Anonymous wrote:Anonymous wrote:Will someone do mine?
Breakfast- Greek Yogurt 2 percent, one thin slice of good seed bread (60 calories) with quarter of an avocado, 1 egg and berries on side
Lunch- Chopped salad with grilled chicken, boiled eggs, tomatoes, onion, cucumber, romaine and lemon juice/half ceaser dressing
Dinner- Sea Bass and Broccolini
Snack:
Turkey
Lemon Sorbet
Black iced coffee
Grapefruit
You’re perfect.
Anonymous wrote:Will someone do mine?
Breakfast- Greek Yogurt 2 percent, one thin slice of good seed bread (60 calories) with quarter of an avocado, 1 egg and berries on side
Lunch- Chopped salad with grilled chicken, boiled eggs, tomatoes, onion, cucumber, romaine and lemon juice/half ceaser dressing
Dinner- Sea Bass and Broccolini
Snack:
Turkey
Lemon Sorbet
Black iced coffee
Grapefruit
Anonymous wrote:Don’t listen to the “milk has too much sugar” nonsense. It is good for you and have a balance of protein and fat. Keep drinking it.
I would reduce breakfast fruit. No mango. Just the 1/2 cup strawberries. Having steel cut oatmeal is a good suggestion too. It does help with cholesterol and blood sugar stability. Just make sure to add nuts and milk to it for more protein. Pumpkin seeds are super nutritious and great with oatmeal. Add in some chopped dried figs for extra calcium.
For lunch, instead of the bar, maybe make a chia seed pudding out of your milk. Add a couple tablespoons chia seeds. They have tons of fiber and calcium
Anonymous wrote:Anonymous wrote:Anonymous wrote:I would ditch the extra breakfast serving of fruit, and add a boiled egg. For lunch, eat a larger portion of salmon and maybe add some avocado and another boiled egg. Stop messing around with extra carbs and increase your meat/poultry/fish/egg portions. That’s the stuff that’s going to keep you full for longer.
I’ve been trying to increase portions for sure and your ideas are good ones. I think overall I just need more food and possibly adding some whole grains will get me there.
The plan is to recheck at the three month mark and if I’m still not where I’d like to be I think I will try a CGM device that might help me understand how my body is processing the food I’m eating
I think intermittent fasting is probably not for you. You don’t and shouldn’t lose weight and I think you are having a hard time getting enough calories in because of that. I think your bone density should be top priority- since that is difficult to treat and once it is gone it is gone. Getting enough calcium, vitamins and CALORIES are extremely important to prevent bone and muscle loss. This outweights any potential blood sugar benefits. You can control your blood sugar in other ways.

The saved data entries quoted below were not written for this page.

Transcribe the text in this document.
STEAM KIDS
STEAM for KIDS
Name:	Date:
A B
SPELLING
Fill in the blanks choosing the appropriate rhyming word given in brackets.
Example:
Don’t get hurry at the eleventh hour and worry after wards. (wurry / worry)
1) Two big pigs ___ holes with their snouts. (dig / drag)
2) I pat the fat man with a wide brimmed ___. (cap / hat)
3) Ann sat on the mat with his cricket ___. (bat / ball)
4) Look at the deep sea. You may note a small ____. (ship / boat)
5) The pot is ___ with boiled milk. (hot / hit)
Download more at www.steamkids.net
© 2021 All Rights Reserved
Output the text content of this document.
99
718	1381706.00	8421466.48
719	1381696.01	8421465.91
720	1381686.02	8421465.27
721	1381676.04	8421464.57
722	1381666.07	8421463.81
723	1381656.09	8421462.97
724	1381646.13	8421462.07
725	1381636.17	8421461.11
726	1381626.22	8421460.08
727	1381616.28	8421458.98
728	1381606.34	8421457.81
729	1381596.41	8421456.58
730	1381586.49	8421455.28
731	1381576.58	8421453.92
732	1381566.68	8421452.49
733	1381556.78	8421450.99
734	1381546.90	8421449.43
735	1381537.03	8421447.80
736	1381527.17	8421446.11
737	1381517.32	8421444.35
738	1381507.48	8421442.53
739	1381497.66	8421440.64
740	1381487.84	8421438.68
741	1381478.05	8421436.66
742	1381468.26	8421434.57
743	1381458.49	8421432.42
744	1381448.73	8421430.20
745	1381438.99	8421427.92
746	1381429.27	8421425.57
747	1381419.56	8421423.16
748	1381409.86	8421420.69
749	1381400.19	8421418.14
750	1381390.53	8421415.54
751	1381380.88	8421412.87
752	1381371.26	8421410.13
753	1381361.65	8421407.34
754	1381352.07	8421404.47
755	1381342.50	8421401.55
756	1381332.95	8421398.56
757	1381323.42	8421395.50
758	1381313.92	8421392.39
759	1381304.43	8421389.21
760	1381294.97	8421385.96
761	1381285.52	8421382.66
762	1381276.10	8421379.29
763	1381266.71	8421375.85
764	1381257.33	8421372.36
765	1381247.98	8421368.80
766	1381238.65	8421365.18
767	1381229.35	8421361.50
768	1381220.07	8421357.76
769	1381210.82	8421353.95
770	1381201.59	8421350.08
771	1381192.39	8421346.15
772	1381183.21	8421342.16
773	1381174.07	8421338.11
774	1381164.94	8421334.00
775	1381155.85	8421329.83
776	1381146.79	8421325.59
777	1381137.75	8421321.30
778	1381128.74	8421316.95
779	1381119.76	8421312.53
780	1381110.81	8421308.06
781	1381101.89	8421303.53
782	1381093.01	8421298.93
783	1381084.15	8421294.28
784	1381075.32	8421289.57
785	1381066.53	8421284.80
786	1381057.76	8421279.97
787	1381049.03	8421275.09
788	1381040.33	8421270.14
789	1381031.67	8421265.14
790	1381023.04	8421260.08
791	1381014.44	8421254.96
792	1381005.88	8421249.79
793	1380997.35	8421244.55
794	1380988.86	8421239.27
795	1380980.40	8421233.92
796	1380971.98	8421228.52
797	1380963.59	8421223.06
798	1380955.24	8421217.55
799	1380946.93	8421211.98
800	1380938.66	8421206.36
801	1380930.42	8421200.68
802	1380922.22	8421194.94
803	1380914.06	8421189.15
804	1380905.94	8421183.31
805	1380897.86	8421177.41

Also, you should be taking a vitamin D/k2 supplement. It helps with your bones and cholesterol
Anonymous wrote:Anonymous wrote:I would ditch the extra breakfast serving of fruit, and add a boiled egg. For lunch, eat a larger portion of salmon and maybe add some avocado and another boiled egg. Stop messing around with extra carbs and increase your meat/poultry/fish/egg portions. That’s the stuff that’s going to keep you full for longer.
I’ve been trying to increase portions for sure and your ideas are good ones. I think overall I just need more food and possibly adding some whole grains will get me there.
The plan is to recheck at the three month mark and if I’m still not where I’d like to be I think I will try a CGM device that might help me understand how my body is processing the food I’m eating
Anonymous wrote:I would ditch the extra breakfast serving of fruit, and add a boiled egg. For lunch, eat a larger portion of salmon and maybe add some avocado and another boiled egg. Stop messing around with extra carbs and increase your meat/poultry/fish/egg portions. That’s the stuff that’s going to keep you full for longer.
Anonymous wrote:“Oats overnight” may be a good way to introduce oats to breakfast.
Anonymous wrote:In order to get feedback, you need to mention what your objectives are--lose weight? put on weight? gain muscle?